To mitigate this, we'll restart the entire genetic algorithm from scratch a few times and take the best solution we find. This increases our chances of finding a good solution by searching the configuration space more thoroughly.
Wrapping up
We've discussed how to sample valid yet suboptimal lineups to seed a genetic algorithm as well as some tricks for making the genetic algorithm converge to a good solution quickly.
Maybe as a follow-up it would be worth trying a SAT solver or integer programming, but this approach can generate lineups in under a minute, which is good enough to call the problem solved in my book.
And here's a peek at the final product, a simple web app called EngineRoom (a reference to the most powerful section of an eight-person boat).
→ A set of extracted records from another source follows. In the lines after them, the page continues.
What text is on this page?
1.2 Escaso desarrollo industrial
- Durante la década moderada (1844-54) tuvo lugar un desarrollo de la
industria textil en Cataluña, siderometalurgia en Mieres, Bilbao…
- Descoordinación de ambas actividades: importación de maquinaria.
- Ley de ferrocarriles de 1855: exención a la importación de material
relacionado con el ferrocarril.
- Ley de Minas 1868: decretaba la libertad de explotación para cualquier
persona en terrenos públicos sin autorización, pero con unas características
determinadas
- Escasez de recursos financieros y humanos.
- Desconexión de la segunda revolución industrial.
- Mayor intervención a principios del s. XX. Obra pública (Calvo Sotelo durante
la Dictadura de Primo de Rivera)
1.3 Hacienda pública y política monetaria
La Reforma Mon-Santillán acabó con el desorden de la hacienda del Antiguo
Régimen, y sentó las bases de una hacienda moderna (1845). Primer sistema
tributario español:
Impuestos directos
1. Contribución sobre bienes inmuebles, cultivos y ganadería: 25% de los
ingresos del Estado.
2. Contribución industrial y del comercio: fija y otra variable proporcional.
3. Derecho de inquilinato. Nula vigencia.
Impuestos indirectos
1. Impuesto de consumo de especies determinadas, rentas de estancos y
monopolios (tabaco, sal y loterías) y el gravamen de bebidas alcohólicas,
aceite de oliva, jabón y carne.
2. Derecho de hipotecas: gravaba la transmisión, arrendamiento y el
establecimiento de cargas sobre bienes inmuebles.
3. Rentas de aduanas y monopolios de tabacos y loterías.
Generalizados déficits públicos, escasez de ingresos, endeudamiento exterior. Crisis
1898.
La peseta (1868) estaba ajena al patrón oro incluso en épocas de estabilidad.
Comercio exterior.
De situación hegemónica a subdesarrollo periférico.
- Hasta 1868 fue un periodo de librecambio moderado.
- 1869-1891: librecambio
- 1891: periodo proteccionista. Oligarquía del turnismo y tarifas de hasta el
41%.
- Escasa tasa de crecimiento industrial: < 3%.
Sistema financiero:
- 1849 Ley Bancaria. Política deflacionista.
Attendance is collected and optimization happens right in the browser, most of the time in just one or two seconds.
The quality of lineups doesn't perfectly match what a real coach would produce, but I think it's a great jumping off point.
Figure 3: EngineRoom screen for inputting rowers who showed up to practice.
Figure 4: EngineRoom screen for viewing the generated lineup.
Postscript: fitness function for real
This part may be of interest to readers more familiar with rowing.
We define our fitness function in terms of penalties, heuristics for undesirable lineup characteristics. We tune our genetic algorithm by updating the weights on each penalty. This can be done manually or with historical lineup data.
- A coxed boat with an inexperienced coxswain
- An un-coxed boat with an inexperienced bow seat
- A rower in stroke seat with low experience stroking
- A rower with a sweep or scull preference not being met
- A rower with a port or starboard preference not being met in a sweep boat
- A rower that tends to be in stern/middle/bow of the boat in a different section
- A rower that doesn't fit the weight class of their boat
- A lineup that has many boats
There are other obvious factors that I have not implemented either because they're difficult to quantify or simply not relevant for my rowing club.
- Prioritizing lineups that have an upcoming race
- Matching up pairs of rowers in sweep boats who have similar stroke styles or power
- Balancing the weight distribution in the boat to avoid drag on the bow
- Keeping boats either a single gender or mixed
- Giving an athlete experience in a new position
: I really love this trick because it's similar to gradient ascent with respect to the fitness function, but technically we're approximating a gradient with respect to the population distribution (in frequency space), not the fitness function itself. We take a natural gradient step in the steepest direction that respects our normalized probability distribution over individual fitness scores.
: Unlike other tricks discussed here, this one can be parallelized easily, so restarts do not significantly slow down optimization when implemented efficiently.